Like John Paul II, Francis has not shied away from candidates
considered relatively controversial — including Mother Teresa, who
laboured for most of her life in the slums of the Indian city then known
as Calcutta (now Kolkata). She became perhaps best known for her
hospices, where the poor and dying could pass with dignity.
“The biggest disease today is not leprosy or tuberculosis but rather
the feeling of being unwanted,” she is quoted as saying in a 1971
biography.
Yet if her life’s work generated admirers and earned her a Nobel
Prize, it also spawned critics who charged her missions with failing to
embrace modern medicine to treat and ease the suffering of patients.
“The people she ‘saved’ were people in a graveyard waiting to be
buried, people who were not given the right medications. People who
suffered,” said Tariq Ali, a British journalist who co-produced a
critical documentary on Mother Teresa in 1994. “That Francis is doing
this is a regression in the sense that you just make all these people
saints with dodgy records.”
By public opinion
Many theologians and Vatican watchers say Mother Teresa — a woman who
often seemed to be canonized by public opinion while she lived — would
have been on the fast track to sainthood regardless of who was pope.

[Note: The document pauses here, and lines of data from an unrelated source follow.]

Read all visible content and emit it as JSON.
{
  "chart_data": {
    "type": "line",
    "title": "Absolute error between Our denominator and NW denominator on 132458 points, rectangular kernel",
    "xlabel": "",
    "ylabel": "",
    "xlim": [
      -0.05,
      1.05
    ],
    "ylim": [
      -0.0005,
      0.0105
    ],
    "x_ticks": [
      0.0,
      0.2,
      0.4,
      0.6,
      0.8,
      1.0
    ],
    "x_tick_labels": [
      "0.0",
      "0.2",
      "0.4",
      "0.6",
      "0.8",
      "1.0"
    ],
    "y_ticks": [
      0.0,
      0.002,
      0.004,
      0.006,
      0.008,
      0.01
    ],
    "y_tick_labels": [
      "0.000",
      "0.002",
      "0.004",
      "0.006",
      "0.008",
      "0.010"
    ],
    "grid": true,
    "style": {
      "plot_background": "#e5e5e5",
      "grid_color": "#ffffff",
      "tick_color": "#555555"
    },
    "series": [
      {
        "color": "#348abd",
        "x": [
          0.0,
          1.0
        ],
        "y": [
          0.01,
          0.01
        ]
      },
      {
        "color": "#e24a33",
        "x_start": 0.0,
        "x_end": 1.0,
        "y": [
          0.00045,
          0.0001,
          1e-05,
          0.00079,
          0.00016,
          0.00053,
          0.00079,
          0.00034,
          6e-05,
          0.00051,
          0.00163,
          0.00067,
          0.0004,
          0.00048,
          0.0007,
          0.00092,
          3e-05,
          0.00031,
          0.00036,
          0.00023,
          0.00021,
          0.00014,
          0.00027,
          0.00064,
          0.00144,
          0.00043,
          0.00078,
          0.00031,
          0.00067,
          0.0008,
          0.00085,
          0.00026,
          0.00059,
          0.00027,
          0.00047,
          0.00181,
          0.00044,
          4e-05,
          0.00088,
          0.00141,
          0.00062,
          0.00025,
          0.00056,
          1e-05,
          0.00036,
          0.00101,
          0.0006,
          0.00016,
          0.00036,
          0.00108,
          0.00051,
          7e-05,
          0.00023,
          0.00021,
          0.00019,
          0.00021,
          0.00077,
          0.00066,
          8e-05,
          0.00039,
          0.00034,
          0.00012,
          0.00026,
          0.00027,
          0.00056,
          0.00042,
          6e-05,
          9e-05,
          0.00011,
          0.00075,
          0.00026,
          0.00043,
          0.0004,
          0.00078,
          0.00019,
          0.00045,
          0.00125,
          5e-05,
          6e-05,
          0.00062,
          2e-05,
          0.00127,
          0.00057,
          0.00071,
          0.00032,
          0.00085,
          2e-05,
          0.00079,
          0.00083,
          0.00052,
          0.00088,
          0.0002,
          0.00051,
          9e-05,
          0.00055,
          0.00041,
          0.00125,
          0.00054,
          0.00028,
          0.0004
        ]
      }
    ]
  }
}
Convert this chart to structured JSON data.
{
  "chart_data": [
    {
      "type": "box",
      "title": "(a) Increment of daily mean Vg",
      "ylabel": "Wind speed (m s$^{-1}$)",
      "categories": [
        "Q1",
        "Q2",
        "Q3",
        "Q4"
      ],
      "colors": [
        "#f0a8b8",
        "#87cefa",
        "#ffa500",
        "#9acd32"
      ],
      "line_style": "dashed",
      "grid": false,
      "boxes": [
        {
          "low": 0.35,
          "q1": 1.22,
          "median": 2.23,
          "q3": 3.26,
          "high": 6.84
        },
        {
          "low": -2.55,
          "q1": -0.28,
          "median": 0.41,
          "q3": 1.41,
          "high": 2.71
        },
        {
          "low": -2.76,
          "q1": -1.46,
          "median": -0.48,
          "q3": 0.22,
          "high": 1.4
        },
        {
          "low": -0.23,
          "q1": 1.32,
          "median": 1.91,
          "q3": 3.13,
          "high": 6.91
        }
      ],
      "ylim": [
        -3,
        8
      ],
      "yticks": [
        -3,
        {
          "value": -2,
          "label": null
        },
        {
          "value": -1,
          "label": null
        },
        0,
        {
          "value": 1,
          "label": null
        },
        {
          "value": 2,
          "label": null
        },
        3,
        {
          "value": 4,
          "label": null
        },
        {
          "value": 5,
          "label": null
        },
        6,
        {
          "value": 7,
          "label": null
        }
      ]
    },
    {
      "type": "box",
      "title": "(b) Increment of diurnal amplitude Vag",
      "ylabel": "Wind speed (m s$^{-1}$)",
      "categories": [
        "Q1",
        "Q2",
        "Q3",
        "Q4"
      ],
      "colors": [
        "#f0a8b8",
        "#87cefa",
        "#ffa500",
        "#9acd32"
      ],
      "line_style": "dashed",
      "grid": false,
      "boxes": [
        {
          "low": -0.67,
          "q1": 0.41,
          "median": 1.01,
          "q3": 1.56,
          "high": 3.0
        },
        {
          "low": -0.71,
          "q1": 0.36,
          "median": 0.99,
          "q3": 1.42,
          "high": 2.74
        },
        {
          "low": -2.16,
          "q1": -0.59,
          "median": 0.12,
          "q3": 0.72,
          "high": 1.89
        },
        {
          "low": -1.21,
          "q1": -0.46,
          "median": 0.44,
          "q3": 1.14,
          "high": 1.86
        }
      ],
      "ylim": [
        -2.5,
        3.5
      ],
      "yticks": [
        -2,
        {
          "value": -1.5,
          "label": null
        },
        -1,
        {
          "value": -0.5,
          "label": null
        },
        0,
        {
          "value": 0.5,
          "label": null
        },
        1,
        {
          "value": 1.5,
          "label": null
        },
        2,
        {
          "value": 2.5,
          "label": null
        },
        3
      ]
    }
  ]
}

Saints are lofty figures seen by practising Catholics as figures who
can intercede with God on their behalf. Typically a cause, or case, for
sainthood can start only five years after death.
Candidates are
generally forwarded to Vatican City from the diocese where they died,
with postulators in Rome compiling reports to submit to a panel of
Vatican authorities. Most candidates generally require two “proven”
miracles, though figures who died for the faith need only one. Such
claims are verified through exhaustive, if secretive, reviews.
In the case of Mother Teresa, John Paul II initially lifted the
five-year rule, allowing her process to start early. Although the second
miracle attributed to her intervention — a Brazilian man who recovered
from a brain infection after praying to her — is alleged to have
occurred in 2008, Vatican officials say they were not made aware of it
until 2013, following Francis’ official trip to Brazil.
All Francis did to further her cause, officials suggest, was sign on the dotted line.
Yet in other instances, Francis has effectively waved the two-miracle
rule, accepting only one, or even none, no fewer than eight times. In
select cases, that has served to speed up sainthood.
They include the case of Peter Faber, one of the founders of Francis’
own Jesuit order and a figure viewed as a personal hero of the pope.
Francis, on his own birthday, canonized Faber, earlier telling the
Catholic magazine America the reasons he found him so worthy.
It was, the pope said, because of Faber’s “dialogue with all, even
the most remote and even with his opponents, his simple piety, a certain
naïveté perhaps, his being available straightaway, his careful interior
discernment, the fact that he was a man capable of great and strong
decisions but also capable of being so gentle and loving.”